Tak jak w oczach Marksa świat dzielił się na burżuazję (dominujących) i robotników (uciskanych) tak w oczach feministek mamy mężczyzn (z reguły białych i heteroseksualnych, dominujących) i kobiety (najlepiej lesbijki, uciskane). Tak jak dla Marksa ideałem było społeczeństwo bezklasowe, tak dla feministek bezpłciowe. Albo inaczej: takie społeczeństwo, w którym płeć będzie wybierana dowolnie, w którym płeć nie będzie miała osobnej wartości – mówi w rozmowie z Tomaszem D. Kolankiem Paweł Lisicki (redaktor naczelny tygodnika „Do Rzeczy”).

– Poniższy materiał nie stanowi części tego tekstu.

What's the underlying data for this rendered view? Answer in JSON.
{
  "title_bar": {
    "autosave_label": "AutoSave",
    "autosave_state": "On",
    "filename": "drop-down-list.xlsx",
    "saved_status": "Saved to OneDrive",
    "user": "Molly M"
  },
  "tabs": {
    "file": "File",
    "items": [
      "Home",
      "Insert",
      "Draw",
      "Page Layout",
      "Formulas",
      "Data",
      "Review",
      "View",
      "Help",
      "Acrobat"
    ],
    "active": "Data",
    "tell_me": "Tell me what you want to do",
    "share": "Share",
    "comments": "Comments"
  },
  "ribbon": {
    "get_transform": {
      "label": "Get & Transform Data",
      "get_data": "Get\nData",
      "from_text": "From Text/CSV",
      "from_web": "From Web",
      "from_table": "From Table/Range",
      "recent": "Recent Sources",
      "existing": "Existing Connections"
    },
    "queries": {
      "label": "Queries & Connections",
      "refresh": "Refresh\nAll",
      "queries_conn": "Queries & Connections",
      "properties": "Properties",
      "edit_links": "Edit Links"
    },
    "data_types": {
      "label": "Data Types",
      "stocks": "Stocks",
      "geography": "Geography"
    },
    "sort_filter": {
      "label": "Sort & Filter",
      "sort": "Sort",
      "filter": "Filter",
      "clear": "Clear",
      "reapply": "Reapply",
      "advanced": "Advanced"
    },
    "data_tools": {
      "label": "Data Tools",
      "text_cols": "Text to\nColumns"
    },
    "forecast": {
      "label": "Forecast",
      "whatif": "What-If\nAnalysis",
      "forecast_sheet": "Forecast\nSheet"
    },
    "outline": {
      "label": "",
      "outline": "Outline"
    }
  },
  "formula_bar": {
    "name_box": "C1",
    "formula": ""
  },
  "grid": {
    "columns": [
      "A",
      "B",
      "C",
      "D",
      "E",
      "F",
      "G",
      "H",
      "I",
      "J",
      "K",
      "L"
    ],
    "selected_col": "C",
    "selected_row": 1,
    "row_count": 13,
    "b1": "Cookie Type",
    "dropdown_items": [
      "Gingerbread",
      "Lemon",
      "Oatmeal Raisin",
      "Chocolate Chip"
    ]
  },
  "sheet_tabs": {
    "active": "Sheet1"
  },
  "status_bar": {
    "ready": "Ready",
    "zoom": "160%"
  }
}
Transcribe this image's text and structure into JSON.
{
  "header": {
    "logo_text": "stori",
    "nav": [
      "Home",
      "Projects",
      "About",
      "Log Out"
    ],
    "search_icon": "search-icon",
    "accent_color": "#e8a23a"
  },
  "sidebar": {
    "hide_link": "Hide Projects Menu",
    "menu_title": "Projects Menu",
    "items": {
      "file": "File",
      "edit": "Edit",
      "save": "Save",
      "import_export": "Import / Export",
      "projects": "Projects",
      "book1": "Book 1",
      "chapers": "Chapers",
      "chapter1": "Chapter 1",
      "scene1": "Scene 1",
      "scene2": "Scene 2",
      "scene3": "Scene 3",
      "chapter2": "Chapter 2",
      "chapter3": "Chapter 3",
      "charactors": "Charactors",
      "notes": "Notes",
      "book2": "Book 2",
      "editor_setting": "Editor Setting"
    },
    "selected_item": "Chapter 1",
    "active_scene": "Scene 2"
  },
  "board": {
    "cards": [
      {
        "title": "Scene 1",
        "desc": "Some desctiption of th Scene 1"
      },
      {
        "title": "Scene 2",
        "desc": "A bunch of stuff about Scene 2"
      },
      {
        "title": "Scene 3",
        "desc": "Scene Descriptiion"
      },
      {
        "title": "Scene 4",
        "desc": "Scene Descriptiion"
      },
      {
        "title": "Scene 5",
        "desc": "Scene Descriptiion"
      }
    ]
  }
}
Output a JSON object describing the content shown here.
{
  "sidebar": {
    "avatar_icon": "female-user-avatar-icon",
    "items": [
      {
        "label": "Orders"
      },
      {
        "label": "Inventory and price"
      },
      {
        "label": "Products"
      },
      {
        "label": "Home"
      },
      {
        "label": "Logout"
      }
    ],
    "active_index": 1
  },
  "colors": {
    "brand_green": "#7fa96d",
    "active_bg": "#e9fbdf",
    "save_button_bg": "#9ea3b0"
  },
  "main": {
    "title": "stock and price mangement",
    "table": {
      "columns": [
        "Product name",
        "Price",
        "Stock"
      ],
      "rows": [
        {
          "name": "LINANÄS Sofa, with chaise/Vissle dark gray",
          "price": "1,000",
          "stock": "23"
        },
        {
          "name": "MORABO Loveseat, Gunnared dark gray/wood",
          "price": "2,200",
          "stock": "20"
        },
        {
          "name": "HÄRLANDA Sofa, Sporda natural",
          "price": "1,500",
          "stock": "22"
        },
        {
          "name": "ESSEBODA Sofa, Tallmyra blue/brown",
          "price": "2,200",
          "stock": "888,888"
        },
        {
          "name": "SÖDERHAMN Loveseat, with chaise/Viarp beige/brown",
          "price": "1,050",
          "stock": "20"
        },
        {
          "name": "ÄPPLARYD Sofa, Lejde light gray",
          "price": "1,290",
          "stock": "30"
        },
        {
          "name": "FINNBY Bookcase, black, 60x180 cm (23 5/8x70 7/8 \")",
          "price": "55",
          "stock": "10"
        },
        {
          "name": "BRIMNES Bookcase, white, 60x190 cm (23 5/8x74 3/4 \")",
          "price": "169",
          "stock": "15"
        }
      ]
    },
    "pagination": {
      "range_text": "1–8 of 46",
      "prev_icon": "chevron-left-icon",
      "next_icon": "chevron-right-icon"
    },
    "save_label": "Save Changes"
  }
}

Feminizm wywodzi się ściśle z tradycji marksistowskiej, z tradycji rewolucyjnej emancypacji. Czy jednak w swojej obecnej postaci ma on cokolwiek wspólnego z walką o prawa pracownicze bądź socjalne kobiet?
Wesprzyj nas już teraz!
Absolutnie nie! Jest on nową, skrajną formą ideologii rewolucyjnej, której pierwszym i najważniejszym jej wrogiem jest natura.
Natura?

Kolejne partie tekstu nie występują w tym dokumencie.